Repubblica 4.6.16
La democrazia senza velo
di Paolo Flores d’Arcais
LA
SOCIETÀ belga “G4S Secure Solutions” ha come norma che i dipendenti non
possano esibire segni di appartenenza religiosa. Samira Achbita dopo
tre anni di lavoro pretende di indossare il velo islamico e l’azienda la
licenzia. Il “Centro belga per le pari opportunità e la lotta al
razzismo” fa causa alla società e la Cassazione del Belgio investe del
problema la Corte di giustizia europea, il cui avvocato generale,
Juliane Kokott, conclude a favore dell’azienda.
Sumaya Abdel
Qader, leader musulmana “progressista” e candidata del Pd al Consiglio
comunale di Milano, si indigna: «Mettersi il velo è una pratica
religiosa, che dovrebbe essere garantita dall’ordinamento giuridico a
tutela della libertà religiosa». Sumaya Abdel Qader ha torto, e con lei i
moltissimi “multiculturalisti” di una “sinistra” anti-illuminista che
ha completamente perduto la bussola dell’eguaglianza e
dell’emancipazione. In una società democratica i simboli religiosi
dovrebbero anzi essere vietati in tutti gli uffici e servizi pubblici,
scuola in primis (e il divieto dei privati non dovrebbe essere
considerata discriminazione).
Un ufficio pubblico è infatti un
bene comune, deve appartenere a tutti, non solo ai cittadini
diversamente credenti ma a tutti i diversamente miscredenti e atei.

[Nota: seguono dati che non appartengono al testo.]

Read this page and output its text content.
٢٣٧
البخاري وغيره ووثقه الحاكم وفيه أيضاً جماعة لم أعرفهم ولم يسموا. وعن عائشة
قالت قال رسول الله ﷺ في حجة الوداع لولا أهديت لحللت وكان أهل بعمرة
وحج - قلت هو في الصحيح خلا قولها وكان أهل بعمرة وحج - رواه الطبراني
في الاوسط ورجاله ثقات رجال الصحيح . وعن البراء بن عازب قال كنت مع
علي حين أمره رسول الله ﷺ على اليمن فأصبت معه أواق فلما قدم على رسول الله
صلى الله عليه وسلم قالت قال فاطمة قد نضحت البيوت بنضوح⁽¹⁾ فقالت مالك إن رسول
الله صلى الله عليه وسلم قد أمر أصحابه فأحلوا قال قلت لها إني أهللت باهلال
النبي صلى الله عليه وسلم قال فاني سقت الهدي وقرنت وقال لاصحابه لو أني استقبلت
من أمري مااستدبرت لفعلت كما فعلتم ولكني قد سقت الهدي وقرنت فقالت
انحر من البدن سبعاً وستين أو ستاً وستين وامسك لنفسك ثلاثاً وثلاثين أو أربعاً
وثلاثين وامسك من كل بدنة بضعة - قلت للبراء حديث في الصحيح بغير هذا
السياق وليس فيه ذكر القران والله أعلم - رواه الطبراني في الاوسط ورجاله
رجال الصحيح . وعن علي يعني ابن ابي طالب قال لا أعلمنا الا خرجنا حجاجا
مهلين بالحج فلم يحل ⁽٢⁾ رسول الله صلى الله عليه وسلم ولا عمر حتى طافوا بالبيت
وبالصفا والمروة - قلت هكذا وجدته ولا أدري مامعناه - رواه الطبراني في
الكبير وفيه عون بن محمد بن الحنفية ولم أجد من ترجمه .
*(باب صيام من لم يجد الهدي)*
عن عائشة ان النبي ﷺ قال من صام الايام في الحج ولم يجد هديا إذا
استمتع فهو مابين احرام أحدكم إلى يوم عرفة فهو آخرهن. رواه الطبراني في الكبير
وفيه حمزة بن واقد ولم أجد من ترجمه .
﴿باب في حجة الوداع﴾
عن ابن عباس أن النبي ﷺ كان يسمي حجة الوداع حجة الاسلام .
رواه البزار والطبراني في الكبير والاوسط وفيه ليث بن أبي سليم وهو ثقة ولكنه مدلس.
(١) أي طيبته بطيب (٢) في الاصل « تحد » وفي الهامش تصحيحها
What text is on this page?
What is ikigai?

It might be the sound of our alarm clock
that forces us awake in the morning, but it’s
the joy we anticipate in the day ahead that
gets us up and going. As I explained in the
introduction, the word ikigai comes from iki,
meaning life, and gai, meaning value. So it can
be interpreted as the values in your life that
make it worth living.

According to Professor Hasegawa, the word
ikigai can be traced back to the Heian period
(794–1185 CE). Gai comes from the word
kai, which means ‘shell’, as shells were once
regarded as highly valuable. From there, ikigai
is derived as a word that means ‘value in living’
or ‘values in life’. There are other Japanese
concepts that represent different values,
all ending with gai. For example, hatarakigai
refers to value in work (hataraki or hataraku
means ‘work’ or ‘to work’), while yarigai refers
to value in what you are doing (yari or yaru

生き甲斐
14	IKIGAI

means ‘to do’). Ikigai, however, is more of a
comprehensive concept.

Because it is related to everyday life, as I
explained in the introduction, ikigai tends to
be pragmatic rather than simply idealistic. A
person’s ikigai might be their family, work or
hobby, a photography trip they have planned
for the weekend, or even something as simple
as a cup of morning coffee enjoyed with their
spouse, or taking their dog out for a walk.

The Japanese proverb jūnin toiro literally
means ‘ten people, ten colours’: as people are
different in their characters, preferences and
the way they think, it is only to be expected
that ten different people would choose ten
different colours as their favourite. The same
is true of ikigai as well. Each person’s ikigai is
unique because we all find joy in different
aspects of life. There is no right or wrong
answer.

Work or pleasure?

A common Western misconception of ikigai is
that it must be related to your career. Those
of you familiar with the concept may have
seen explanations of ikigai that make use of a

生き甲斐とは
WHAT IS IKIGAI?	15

Laddove si esibisca o campeggi un simbolo di appartenenza religiosa
quello spazio è sottratto a quanti non vi si riconoscono, è confiscato e
privatizzato. Che i simboli religiosi consentiti siano più di uno non
cambia nulla, lottizza la confisca tra alcune fedi, ma una
prevaricazione plurale sempre prevaricazione resta. Per garantire
eguaglianza bisognerebbe che ogni possibile religione (compreso il “Dio
degli spaghetti volanti” la cui Chiesa è ufficializzata negli Usa) e
ogni possibile ateismo avessero i propri simboli appesi alle pareti, ma
così non saremmo allo spazio comune bensì al bailamme delle identità in
conflitto. Esattamente l’opposto dell’eguale cittadinanza, l’unica
appartenenza che una democrazia riconosce.
Sumaya Abdel Qader e i
“multiculturalisti” di “sinistra” naturalmente sono in buona compagnia,
il Papa, niente meno. Non solo il fondamentalista Karol Wojtyla e il
teologo della crociata contro la modernità Joseph Ratzinger, per i quali
l’aborto è “il genocidio del nostro tempo” (medici e infermieri che
rispettano la volontà della donna all’interruzione della maternità messi
moralmente sullo stesso piano di un Ss, del resto l’anatema di Wojtyla,
perché non vi fossero dubbi, fu pronunciato in Polonia a pochi
chilometri da Auschwitz), ma anche il buonissimo e apertissimo Francesco
che manda ormai in estasi fior di “laici” in debito di “Senso” e
marrani del valore fondante e irrinunciabile della sinistra,
l’eguaglianza sostanziale.
Ma questa convergenza, che vorrebbe le
fedi religiose come humus per la democrazia contro il pericolo
nichilista, e che ha affatturato anche pensatori un tempo di riferimento
come Habermas, non fa che rendere esplicita e improcrastinabile per
l’intera Europa (se ancora ha una chance di nascere) la necessità di
radicarsi in una laicità coerente e adamantina, quella “alla francese”,
rettificata anzi in alcune sue “concessioni” (scuole private, ad
esempio).
La democrazia per funzionare, infatti, e più che mai per
uscire dalla sua devastante crisi attuale, ha bisogno di decretare
l’ostracismo di Dio dalla sfera pubblica. Valga il vero.
L’eguale
sovranità non consiste nella mera conta delle volontà, ma
nell’argomentazione reciproca con cui i cittadini mettono capo alla
decisione della legge attraverso la scelta dei loro rappresentanti. Se
la sfera pubblica si riduce alla semplice conta di volontà irrelate e
non vincolate al dovere di “fornire ragioni”, il terreno è già fertile
perché si passi dal “perché sì” del voto al “perché sì” del manganello.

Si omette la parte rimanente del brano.